De ces situations, il s’en dégage l’impression d’un milieu clos sur lui-même accentué par le fait que certaines de ces femmes et filles effectuèrent plusieurs charges comme à Athènes1945, Sparte1946 ou Ephèse1947. Mais ce n’était pas le cas dans chaque cité, et peu d’hydrophores à Milet1948 effectuèrent d’autres fonctions. En effet, lorsque nous abordons les rivages d’Asie Mineure et des îles de mer Égée, certaines de ces femmes assumèrent, vers la fin de l’époque hellénistique et à la période romaine, des offices civiques comme prytanes, agonothètes, gymnasiarques, évergète ou encore la charge importante d’archiéreia 1949 . C’est un fait qui ne se retrouve pas en Grèce propre, plus conservatrice dans sa manière d’aborder la participation féminine à la sphère publique, sans signifier pour autant une moindre importance de ses actes.

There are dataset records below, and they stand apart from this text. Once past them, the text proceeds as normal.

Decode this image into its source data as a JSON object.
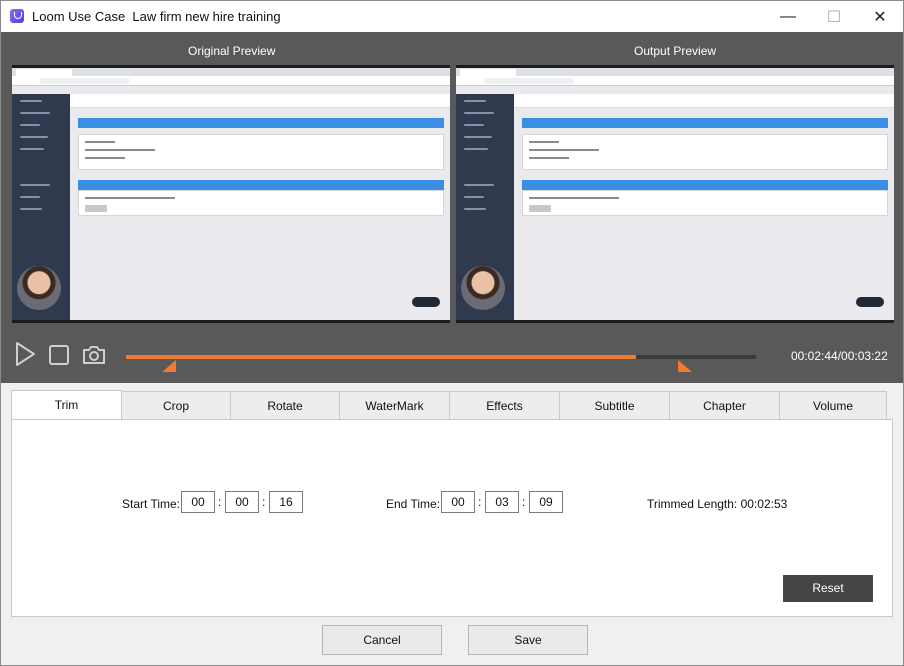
{
  "window": {
    "title": "Loom Use Case  Law firm new hire training",
    "minimize_glyph": "—",
    "maximize_glyph": "☐",
    "close_glyph": "✕"
  },
  "preview": {
    "original_label": "Original Preview",
    "output_label": "Output Preview"
  },
  "playback": {
    "time_readout": "00:02:44/00:03:22",
    "progress_fraction": 0.809,
    "trim_start_fraction": 0.079,
    "trim_end_fraction": 0.876,
    "accent_color": "#f07a2d"
  },
  "tabs": [
    {
      "label": "Trim",
      "active": true
    },
    {
      "label": "Crop",
      "active": false
    },
    {
      "label": "Rotate",
      "active": false
    },
    {
      "label": "WaterMark",
      "active": false
    },
    {
      "label": "Effects",
      "active": false
    },
    {
      "label": "Subtitle",
      "active": false
    },
    {
      "label": "Chapter",
      "active": false
    },
    {
      "label": "Volume",
      "active": false
    }
  ],
  "trim": {
    "start_label": "Start Time:",
    "start": {
      "h": "00",
      "m": "00",
      "s": "16"
    },
    "end_label": "End Time:",
    "end": {
      "h": "00",
      "m": "03",
      "s": "09"
    },
    "colon": ":",
    "trimmed_length": "Trimmed Length: 00:02:53",
    "reset_label": "Reset"
  },
  "footer": {
    "cancel_label": "Cancel",
    "save_label": "Save"
  },
  "icons": {
    "play": "play-icon",
    "stop": "stop-icon",
    "snapshot": "camera-icon"
  }
}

En effet, ce ne fut pas que les femmes envahirent le champ public masculin et donc bénéficièrent de plus grands pouvoirs ou privilèges, mais vient en fait de ce que le sens du terme « politique » lui-même évolua, permettant voire sollicitant la présence des élites féminines afin qu’elles puissent agir en faveur de leur cité. Cette participation, qu’elle fût plus effective dans la sphère religieuse ou dans la sphère civique, contribuait à asseoir la renommée et les lignées des élites dans l’histoire de leur cité. A travers ces charges religieuses, les familles les plus aisées perpétuaient leur mémoire, les femmes n’étaient plus alors seulement un moyen de contracter une belle alliance pour ces familles mais une possibilité de valorisation directe1950.

Notes
1941.

D. Schaps, « The Woman least Mentionned Etiquette and Women’s Name », CQ 27 (1977), p. 323-330 ; Cl. Vial, « La femme athénienne vue par les orateurs », TMO 10 (1985), p. 47-60.

1942.

Supra Addenda à l’étude des services religieux féminins : la spécificité des paides aph’hestias d’eleusis.

1943.

Infra Appendice 1 : Les relations familiales à travers les époques entre les filles et les femmes qui exercèrent des fonctions religieuses à Athènes.

1944.

Supra Chapitre 4 (1-1, B-1, 5) ; Chapitre 5 (1-5, B-5 et 3-2).

1945.

Chapitre 1 (2-3) ; Chapitre 2 (1-1, B-1 et 1-2, D-2, 2) ; Chapitre 4 (1-1, B-1, 1, 2 et 3) ; Chapitre 5 (2-1) et Addenda à l’étude des services religieux féminins : la spécificité des paides aph’hestias d’eleusis.

1946.

Chapitre 4 (1-1, B-1, 5) et Chapitre 5 (2-2).

1947.

Chapitre 5 (1-5, B-5).

1948.

Chapitre 5 (3-2).

1949.

Cf. R. van Bremen, The Limits of Participation ; A. Bielman et R. Frei-Stolba (eds.), Femmes et vie publique dans l’antiquité Gréco-romaine ; A. Bielman, Femmes en public dans le monde hellénistique.

1950.

A. Bielman, Femmes en public dans le monde hellénistique, p. 282-285 où elle montre que c’est l’évolution de la signification du domaine publique et du politique qui explique ce changement profond voyant les femmes participer plus activement à la sphère publique, dans des domaines antérieurement masculins et p. 293-295.